What is the difference between an epoch, an iteration, and a step in deep learning training?
An epoch is one complete pass through the entire training dataset. An iteration (or step) is one forward-backward pass on a single mini-batch. The number of iterations per epoch equals the dataset size divided by the batch size. These distinctions matter when comparing runs with different batch sizes, reporting training progress, and configuring learning rate schedules.
How to think about it
These three terms are often conflated in tutorials, which causes confusion when comparing training runs or debugging schedules.
Precise definitions
Iteration / Step: one forward pass, one backward pass, one optimiser update, using a single mini-batch of size B.
Epoch: enough iterations to have processed every training sample once. For a dataset of N samples and batch size B:
iterations per epoch = ⌈N / B⌉
Total steps = epochs × iterations per epoch.
Why the distinction matters
Schedules and checkpoints are often configured in steps, not epochs — because the meaningful unit of compute is the gradient update, not how many times you looped through the data. If you halve the batch size, you double the iterations per epoch and make twice as many gradient updates per epoch. Comparing two runs by epoch count while batch sizes differ is misleading.
dataset_size = 50_000
batch_size = 256
epochs = 90
steps_per_epoch = -(-dataset_size // batch_size) # ceiling division = 196
total_steps = epochs * steps_per_epoch # 17,640
print(f"Steps per epoch: {steps_per_epoch}")
print(f"Total steps: {total_steps}")
# PyTorch DataLoader handles this automatically
from torch.utils.data import DataLoader
loader = DataLoader(dataset, batch_size=batch_size, shuffle=True, drop_last=True)

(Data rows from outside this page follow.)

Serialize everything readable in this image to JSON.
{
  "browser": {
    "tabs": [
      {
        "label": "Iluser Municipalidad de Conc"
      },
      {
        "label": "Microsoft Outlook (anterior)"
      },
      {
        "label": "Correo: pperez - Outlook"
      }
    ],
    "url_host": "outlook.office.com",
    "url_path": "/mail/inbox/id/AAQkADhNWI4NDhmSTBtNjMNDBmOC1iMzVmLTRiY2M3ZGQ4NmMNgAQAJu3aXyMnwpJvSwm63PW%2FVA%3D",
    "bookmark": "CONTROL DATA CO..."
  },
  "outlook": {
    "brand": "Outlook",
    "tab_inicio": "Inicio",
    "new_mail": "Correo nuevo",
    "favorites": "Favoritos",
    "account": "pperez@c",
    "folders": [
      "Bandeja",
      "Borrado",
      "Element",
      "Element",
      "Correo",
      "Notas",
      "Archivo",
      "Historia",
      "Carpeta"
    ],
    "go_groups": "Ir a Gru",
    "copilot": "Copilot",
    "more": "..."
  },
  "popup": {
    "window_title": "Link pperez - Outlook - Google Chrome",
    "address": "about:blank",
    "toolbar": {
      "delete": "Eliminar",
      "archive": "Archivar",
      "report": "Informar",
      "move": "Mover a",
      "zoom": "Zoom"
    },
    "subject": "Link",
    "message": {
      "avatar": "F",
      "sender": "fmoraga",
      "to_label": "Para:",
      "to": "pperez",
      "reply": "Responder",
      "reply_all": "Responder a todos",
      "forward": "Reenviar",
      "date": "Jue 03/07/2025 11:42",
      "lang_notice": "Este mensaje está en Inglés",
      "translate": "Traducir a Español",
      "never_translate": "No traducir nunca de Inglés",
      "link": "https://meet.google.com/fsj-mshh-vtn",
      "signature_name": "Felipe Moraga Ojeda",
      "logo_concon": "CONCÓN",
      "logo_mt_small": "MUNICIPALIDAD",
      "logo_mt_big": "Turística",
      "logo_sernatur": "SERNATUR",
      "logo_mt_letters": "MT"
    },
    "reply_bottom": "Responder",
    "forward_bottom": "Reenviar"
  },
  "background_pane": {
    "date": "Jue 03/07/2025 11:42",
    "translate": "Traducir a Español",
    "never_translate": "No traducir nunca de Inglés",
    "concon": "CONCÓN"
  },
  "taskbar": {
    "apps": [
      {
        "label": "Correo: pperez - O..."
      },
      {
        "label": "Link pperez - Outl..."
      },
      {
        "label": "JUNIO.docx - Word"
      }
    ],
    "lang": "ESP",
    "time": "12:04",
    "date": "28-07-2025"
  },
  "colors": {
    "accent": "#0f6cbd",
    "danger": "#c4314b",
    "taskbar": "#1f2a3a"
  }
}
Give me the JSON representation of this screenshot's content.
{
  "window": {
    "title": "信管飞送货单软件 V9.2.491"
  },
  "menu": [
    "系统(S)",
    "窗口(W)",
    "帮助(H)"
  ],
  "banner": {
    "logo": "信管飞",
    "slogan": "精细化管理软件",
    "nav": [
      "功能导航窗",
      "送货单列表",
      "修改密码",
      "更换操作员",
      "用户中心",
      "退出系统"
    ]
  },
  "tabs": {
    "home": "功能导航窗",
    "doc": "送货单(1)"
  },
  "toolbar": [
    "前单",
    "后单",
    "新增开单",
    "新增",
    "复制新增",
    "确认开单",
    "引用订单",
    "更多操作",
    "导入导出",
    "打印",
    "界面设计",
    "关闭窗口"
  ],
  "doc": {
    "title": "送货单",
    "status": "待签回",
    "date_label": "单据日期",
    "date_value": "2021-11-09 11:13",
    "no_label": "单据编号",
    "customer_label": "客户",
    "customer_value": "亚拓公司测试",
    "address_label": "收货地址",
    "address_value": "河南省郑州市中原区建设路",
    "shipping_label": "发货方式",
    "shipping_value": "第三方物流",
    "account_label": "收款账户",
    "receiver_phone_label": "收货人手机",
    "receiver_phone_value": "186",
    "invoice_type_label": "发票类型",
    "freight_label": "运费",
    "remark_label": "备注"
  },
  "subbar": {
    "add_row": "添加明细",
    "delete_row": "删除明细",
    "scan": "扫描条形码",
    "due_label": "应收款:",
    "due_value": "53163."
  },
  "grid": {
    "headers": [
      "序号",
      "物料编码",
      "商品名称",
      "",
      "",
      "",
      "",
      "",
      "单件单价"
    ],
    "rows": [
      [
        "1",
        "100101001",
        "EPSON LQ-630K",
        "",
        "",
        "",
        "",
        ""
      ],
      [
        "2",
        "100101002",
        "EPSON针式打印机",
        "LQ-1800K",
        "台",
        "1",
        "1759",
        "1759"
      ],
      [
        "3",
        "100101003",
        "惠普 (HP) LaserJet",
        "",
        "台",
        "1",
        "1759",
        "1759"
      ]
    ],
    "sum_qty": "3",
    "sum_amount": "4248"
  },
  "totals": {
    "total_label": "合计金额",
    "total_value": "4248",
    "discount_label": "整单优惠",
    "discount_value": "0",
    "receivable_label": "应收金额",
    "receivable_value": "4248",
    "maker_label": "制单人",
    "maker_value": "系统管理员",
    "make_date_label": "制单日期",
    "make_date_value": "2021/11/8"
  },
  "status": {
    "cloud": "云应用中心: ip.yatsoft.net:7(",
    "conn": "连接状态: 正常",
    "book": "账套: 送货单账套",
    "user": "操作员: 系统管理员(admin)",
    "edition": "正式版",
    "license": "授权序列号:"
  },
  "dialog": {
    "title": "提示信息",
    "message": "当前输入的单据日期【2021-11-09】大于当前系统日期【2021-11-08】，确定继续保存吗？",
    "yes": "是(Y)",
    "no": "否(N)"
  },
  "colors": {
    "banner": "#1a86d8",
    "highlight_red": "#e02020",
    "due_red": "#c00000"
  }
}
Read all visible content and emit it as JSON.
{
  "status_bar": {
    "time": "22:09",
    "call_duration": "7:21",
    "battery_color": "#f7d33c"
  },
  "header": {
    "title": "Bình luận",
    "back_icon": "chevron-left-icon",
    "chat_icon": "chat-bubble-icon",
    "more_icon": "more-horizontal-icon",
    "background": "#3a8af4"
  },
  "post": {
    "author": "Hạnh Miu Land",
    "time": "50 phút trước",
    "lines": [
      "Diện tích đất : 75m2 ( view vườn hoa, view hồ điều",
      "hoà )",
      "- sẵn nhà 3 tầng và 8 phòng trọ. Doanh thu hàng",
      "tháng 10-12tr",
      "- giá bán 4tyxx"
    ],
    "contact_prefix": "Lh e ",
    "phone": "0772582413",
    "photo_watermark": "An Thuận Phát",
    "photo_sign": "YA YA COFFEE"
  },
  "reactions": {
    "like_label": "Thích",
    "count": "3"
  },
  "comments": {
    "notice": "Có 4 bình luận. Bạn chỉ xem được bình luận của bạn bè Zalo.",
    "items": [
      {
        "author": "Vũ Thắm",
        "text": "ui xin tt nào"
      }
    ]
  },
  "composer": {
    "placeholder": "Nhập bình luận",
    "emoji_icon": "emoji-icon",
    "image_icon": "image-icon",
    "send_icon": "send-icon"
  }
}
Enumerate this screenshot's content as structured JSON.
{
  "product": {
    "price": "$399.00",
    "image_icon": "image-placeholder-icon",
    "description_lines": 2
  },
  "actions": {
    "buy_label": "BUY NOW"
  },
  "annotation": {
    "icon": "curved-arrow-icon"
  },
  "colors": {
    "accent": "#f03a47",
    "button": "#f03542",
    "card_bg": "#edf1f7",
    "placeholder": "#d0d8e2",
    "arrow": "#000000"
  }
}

# len(loader) == steps_per_epoch (with drop_last=True)
Practical rules
- Report validation metrics per epoch for human readability, but configure LR schedules per step for precision.
- Use
drop_last=Truein DataLoader when batch normalisation requires a full batch — the last batch might otherwise be size 1 or 2. - When using gradient accumulation, distinguish the accumulation step (partial mini-batch forward/backward) from the optimiser step (when
optimizer.step()is actually called).